Expectations for the first supermassive black-hole binary resolved by PTAs I: Model efficacy

Levi Schult, Polina Petrov, Stephen R. Taylor, Nihan Pol, Nima Laal, Maria Charisi, Chung-Pei Ma

Published: 2025/10/1

Abstract

One of the most promising targets for Pulsar Timing Arrays (PTAs) is identifying an individual supermassive black hole binary (SMBHB) out of the population of binaries theorized to produce a gravitational wave background (GWB). In this work, we emulate an evolving PTA dataset, complete with an increasing number of pulsars and timing baseline, into which we inject a single binary on top of a Gaussian GWB signal. We vary the binary's source parameters, including sky position and frequency, and create an ensemble of simulated datasets with which we assess current Bayesian binary search techniques. We apply two waveform-based template models and a frequency-resolved anisotropy search to these simulations to understand how they compare in their detection and characterization abilities. We find that a template-based search including the full gravitational-wave signal structure (i.e., both Earth and pulsar effects of an incident GW) returns the highest Bayes Factors (BF), exceeding our estimator's capabilities by (S/N)~9-19, and has the most robust parameter estimation. Our anisotropy model attains a realization-median BF>10 at 7<(S/N)<15. Interestingly, despite being a deterministic model, the Earth-term template struggles to detect and characterize low-frequency binaries (5 nHz). These binaries require higher (S/N)~16-19 to reach the same BF threshold. This is likely due to neglected confusion effects between the pulsar and Earth terms.

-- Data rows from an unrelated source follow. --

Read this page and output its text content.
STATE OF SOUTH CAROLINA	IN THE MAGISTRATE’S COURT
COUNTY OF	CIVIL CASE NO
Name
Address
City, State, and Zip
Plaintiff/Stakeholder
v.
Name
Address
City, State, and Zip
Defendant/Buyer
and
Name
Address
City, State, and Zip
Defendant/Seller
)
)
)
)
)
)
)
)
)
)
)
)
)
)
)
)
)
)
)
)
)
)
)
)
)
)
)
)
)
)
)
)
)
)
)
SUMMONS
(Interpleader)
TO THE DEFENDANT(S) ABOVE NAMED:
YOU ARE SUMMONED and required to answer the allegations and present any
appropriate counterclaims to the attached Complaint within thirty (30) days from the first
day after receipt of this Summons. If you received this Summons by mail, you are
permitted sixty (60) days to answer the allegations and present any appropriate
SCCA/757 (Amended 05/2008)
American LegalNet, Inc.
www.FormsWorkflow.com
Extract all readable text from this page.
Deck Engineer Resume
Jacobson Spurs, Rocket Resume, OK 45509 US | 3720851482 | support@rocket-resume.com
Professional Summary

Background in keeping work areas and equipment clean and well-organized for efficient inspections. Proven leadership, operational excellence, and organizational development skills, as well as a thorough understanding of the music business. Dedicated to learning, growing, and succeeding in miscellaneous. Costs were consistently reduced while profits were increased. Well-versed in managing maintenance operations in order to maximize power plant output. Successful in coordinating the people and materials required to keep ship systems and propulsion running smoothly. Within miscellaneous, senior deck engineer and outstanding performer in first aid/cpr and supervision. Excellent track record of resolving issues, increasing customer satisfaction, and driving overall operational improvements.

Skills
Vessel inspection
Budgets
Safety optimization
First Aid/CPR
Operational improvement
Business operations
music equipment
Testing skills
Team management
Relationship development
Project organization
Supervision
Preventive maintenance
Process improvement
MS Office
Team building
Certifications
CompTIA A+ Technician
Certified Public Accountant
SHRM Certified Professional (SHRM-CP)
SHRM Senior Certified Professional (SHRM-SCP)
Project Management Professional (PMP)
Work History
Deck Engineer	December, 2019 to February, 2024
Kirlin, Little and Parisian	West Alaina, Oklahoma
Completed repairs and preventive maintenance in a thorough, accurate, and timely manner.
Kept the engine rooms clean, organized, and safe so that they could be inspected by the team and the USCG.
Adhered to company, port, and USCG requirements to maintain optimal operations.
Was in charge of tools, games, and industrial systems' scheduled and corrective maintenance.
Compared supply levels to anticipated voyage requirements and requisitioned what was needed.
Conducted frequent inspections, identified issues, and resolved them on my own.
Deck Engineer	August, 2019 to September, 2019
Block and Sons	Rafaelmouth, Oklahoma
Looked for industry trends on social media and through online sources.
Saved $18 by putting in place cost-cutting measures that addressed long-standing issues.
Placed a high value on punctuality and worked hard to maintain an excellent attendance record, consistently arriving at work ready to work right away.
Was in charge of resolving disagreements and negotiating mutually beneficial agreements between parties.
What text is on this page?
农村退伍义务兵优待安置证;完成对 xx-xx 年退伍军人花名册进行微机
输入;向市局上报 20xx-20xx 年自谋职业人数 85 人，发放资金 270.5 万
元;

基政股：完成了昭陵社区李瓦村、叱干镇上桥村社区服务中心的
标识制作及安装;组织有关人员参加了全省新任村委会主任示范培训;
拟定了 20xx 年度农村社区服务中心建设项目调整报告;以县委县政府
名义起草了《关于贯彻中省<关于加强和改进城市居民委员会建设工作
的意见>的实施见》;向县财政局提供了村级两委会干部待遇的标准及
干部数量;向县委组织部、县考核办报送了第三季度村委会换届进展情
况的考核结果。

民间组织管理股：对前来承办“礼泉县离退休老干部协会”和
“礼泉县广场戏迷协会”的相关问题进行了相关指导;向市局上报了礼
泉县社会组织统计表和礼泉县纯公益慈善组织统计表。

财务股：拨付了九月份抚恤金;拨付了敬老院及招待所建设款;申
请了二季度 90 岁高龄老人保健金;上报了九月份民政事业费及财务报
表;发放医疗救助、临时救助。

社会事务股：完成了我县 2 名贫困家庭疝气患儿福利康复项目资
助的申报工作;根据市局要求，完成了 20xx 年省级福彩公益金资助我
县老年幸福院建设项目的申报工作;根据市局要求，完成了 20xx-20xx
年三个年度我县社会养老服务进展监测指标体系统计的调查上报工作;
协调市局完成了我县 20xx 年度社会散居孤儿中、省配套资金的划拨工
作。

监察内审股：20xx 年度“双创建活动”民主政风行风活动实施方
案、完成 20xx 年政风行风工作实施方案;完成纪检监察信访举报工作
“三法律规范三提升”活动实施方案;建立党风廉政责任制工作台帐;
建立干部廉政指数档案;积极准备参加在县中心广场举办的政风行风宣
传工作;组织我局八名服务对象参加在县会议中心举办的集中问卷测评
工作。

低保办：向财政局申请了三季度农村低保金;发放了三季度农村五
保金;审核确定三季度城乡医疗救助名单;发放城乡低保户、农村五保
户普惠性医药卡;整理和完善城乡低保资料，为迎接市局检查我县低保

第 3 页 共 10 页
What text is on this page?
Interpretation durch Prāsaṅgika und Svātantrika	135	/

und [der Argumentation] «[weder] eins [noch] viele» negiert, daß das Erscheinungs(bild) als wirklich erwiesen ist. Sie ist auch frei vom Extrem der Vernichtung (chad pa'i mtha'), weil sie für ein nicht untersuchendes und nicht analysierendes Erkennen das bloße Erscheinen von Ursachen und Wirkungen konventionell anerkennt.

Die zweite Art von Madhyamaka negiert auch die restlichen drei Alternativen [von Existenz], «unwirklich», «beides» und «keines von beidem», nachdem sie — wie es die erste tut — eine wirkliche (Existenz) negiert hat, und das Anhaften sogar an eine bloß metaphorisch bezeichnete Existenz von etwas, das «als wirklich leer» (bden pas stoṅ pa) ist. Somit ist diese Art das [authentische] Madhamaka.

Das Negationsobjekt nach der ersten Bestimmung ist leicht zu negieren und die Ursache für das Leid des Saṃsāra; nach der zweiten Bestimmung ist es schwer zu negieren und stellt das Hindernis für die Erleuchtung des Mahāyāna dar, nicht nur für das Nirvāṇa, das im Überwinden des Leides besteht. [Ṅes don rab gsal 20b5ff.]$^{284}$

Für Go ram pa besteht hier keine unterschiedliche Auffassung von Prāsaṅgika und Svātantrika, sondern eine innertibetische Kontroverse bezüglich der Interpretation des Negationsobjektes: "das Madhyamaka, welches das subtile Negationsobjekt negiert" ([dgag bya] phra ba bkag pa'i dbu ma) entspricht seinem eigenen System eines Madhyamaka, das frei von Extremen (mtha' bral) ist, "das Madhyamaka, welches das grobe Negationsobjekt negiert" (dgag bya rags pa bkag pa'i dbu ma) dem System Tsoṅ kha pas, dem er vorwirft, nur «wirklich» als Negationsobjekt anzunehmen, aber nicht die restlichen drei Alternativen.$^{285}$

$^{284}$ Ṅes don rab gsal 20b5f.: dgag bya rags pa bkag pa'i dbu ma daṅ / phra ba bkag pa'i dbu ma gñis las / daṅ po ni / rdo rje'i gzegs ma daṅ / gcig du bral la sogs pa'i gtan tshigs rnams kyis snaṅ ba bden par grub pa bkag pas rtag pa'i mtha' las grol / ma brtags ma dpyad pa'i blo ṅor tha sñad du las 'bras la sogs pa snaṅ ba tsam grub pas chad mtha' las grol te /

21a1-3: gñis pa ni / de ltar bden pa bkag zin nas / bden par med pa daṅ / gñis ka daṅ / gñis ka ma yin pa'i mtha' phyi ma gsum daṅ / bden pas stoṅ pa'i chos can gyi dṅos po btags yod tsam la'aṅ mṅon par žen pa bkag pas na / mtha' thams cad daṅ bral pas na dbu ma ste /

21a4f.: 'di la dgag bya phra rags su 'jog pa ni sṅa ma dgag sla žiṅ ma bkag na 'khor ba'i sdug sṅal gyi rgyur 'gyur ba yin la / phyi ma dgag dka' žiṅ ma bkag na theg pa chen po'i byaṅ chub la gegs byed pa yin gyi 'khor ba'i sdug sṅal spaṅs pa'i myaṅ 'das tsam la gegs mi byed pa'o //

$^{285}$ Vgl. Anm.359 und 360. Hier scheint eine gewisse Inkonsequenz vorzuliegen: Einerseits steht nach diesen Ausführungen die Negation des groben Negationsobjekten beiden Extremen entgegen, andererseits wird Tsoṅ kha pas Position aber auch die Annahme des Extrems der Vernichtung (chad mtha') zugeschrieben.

By contrast, the frequency-resolved anisotropy model shows promise for parameter estimation despite treating a binary's GW signal as excess directional GW power without phase modeling. Sky location and frequency parameter constraints returned by the anisotropy model are only surpassed by the Earth term template model at (S/N)~12-13. Milestones for a first detection using the full-signal GW model are included in a companion paper (Petrov et al. 2025).